Managed and monitored services (MSS) are available for those organisations requiring high-level security availability. Normally implemented for firewall, content or intrusion detection systems, organisations are aware that even if they have addressed all the technical solutions within information security risk, they may still be exposed. In order to get the most from these products, the alerts and reports they generate need to be interpreted correctly, and the intrusion attempts identified in real-time from within the mass of statistics. Outsourcing managed and monitored services significantly reduces the common risks associated with mis-configuration and incorrect interpretations and subsequently compromise. With contracts agreed annually, managed and monitored services can trim down the costs associated with staffing, reduce on-going training and tools; and that´s before considering the initial capital outlay, maintenance costs, upgrades and insurance etc.
To conclude, whilst the quantifiable benefits of outsourcing are often difficult to measure for return on security (ROSI) purposes, organisations can gauge the benefits of outsourcing. As an immediate win there lies the opportunity to lower overheads; with lower staff investment organisations are able to reduce costs related to staffing issues such as salary, training, management, recruitment, administration, holiday, sickness and temporary cover.

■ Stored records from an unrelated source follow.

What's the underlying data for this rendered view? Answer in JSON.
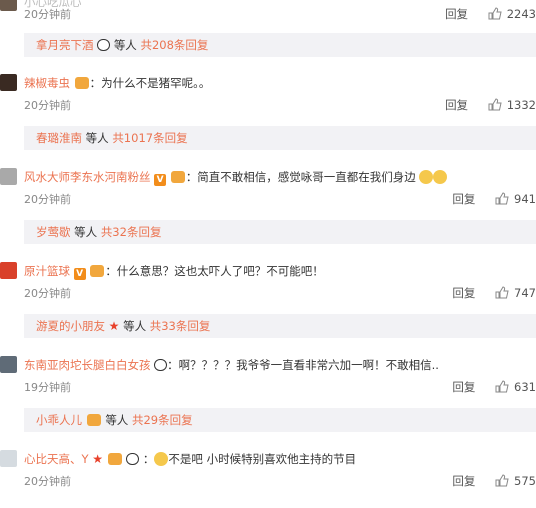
{
  "labels": {
    "reply": "回复",
    "and_others": "等人"
  },
  "top": {
    "username_partial": "小心吃瓜心",
    "time": "20分钟前",
    "likes": "2243",
    "replies_user": "拿月亮下酒",
    "replies_count": "共208条回复"
  },
  "comments": [
    {
      "username": "辣椒毒虫",
      "text": "：为什么不是猪罕呢。。",
      "time": "20分钟前",
      "likes": "1332",
      "replies_user": "春璐淮南",
      "replies_count": "共1017条回复"
    },
    {
      "username": "风水大师李东水河南粉丝",
      "text": "：简直不敢相信，感觉咏哥一直都在我们身边",
      "time": "20分钟前",
      "likes": "941",
      "replies_user": "岁莺歇",
      "replies_count": "共32条回复"
    },
    {
      "username": "原汁篮球",
      "text": "：什么意思？这也太吓人了吧？不可能吧！",
      "time": "20分钟前",
      "likes": "747",
      "replies_user": "游夏的小朋友",
      "replies_count": "共33条回复"
    },
    {
      "username": "东南亚肉坨长腿白白女孩",
      "text": "：啊？？？？我爷爷一直看非常六加一啊！不敢相信..",
      "time": "19分钟前",
      "likes": "631",
      "replies_user": "小乖人儿",
      "replies_count": "共29条回复"
    },
    {
      "username": "心比天高、Y",
      "text": "不是吧 小时候特别喜欢他主持的节目",
      "time": "20分钟前",
      "likes": "575"
    }
  ],
  "colors": {
    "username": "#eb7350",
    "reply_bg": "#f2f2f5",
    "time": "#888888"
  }
}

With staff sourced expediently through outsourcing, on an ‘as and when’ required project basis, the funds saved can then be either redeployed in other areas of the IT Department to improve efficiency or simply enjoyed as increased profits.
Outsourcing converts fixed costs into variable costs; it releases capital for investment elsewhere in the organisation and facilitates a way to avoid large expenditures. With capital costs controlled, outsourcing can therefore make an organisation more attractive to investors, since more capital can be directly pumped into revenue-producing activities.
Further gains can be made by buying in improved, supplementary security skills, as organisations can lower their risk exposures and obtain both added peace of mind and enhanced security. With reduced issues associated with compromise and with less likelihood for negative publicity, customer, shareholder and investor confidence will grow instantaneously and an organisation will be able to acquire a truly competitive advantage.